I currently have some situations where I just want to have a bit of scripting (variable preparation) in a “request” and not send (or receive) any data. For this, I use a HEAD request to Google, as I didn’t want to assume any other service to be available and I don’t want there to be an ugly timeout by querying an e.g. localhost service that might not be up and running yet.
Is there a better way to do this? I really would like a dedicated NO-OP request that doesn’t even require a URL, as I don’t want to give Google a ping every time I run one if those scripts.
I’ve been following this use case for a while. Every time, I end up thinking that a NoOp request might not be the right solution.
Just for my curiosity - what else do you think will help you do this other than using a no-op request?
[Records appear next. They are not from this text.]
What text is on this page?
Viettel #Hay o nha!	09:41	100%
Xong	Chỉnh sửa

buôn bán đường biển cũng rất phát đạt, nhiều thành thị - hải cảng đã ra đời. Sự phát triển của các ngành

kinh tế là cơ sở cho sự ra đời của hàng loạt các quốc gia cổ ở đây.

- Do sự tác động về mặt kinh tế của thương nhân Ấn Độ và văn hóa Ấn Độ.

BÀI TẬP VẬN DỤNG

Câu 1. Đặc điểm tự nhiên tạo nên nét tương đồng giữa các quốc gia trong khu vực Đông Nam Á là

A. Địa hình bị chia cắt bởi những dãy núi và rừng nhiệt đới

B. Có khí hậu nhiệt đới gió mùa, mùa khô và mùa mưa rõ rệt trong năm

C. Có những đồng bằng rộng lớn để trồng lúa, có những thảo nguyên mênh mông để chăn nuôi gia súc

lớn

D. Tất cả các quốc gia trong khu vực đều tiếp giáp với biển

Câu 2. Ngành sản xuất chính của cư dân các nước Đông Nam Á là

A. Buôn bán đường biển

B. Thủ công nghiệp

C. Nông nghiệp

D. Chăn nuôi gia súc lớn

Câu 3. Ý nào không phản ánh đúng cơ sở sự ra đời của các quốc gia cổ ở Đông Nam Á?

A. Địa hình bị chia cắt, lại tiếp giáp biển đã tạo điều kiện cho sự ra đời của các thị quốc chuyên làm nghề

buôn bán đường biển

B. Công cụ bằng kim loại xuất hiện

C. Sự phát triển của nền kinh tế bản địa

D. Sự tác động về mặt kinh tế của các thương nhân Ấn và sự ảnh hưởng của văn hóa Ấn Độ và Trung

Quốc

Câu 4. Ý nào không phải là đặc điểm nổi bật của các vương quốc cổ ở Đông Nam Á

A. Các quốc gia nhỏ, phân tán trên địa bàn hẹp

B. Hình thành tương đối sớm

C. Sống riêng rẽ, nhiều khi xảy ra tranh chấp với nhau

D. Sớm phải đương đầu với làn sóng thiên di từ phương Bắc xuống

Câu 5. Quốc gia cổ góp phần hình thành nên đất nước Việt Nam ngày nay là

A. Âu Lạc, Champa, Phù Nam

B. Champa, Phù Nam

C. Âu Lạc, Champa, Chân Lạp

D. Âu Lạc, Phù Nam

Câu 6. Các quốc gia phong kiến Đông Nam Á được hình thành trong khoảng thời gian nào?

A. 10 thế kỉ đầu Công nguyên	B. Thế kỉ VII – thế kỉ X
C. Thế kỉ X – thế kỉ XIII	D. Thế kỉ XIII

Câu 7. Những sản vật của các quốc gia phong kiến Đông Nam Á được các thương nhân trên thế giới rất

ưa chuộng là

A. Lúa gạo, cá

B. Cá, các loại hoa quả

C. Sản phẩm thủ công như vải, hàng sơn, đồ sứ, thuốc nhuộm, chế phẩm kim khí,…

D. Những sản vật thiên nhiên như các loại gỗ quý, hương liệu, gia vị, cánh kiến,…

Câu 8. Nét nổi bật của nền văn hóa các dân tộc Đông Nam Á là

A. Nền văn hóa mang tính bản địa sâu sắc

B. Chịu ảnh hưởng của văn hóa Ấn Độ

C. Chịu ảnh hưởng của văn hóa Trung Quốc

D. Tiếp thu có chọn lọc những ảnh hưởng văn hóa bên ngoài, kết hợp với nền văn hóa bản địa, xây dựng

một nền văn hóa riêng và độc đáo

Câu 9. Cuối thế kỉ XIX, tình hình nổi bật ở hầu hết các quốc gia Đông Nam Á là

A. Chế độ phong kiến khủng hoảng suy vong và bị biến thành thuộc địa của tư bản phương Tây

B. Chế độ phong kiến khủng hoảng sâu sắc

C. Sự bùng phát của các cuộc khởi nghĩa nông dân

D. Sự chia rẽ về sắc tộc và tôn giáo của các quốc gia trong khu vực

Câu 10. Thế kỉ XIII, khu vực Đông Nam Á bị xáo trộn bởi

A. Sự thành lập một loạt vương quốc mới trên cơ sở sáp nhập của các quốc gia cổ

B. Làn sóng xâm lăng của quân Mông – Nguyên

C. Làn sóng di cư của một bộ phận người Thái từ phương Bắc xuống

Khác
Say, if you got a script that you could add to collection or folder that is executed before every request like a common pre-request script for all requests and then if you could write conditional logic in that script based on the request name?
Or say a script that runs once before a collection run starts?
Sure, a dedicated script item to add to folders would be perfect. As I don’t really send a request, there’s no need for the other tabs. But there’s IMHO no need to make changes to the way collections are executed in a runner.
Not exactly what I meant, but still useful, especially the Authorization inheritence.
I failed to describe my use case, I have items that “import” different script snippets / libraries by putting them into global variables, then I have a login request with strong cryptography, where I eval each of those “imported” scripts to calculate an HMAC. And I wanted to be able to keep a library of such items to pick and mix what I need with a descriptive item.
There seems to be a problem with the account management, I kept getting logged in with my alt account, despite selecting the main one from the list. Had to clear all the cookies. But the above is me.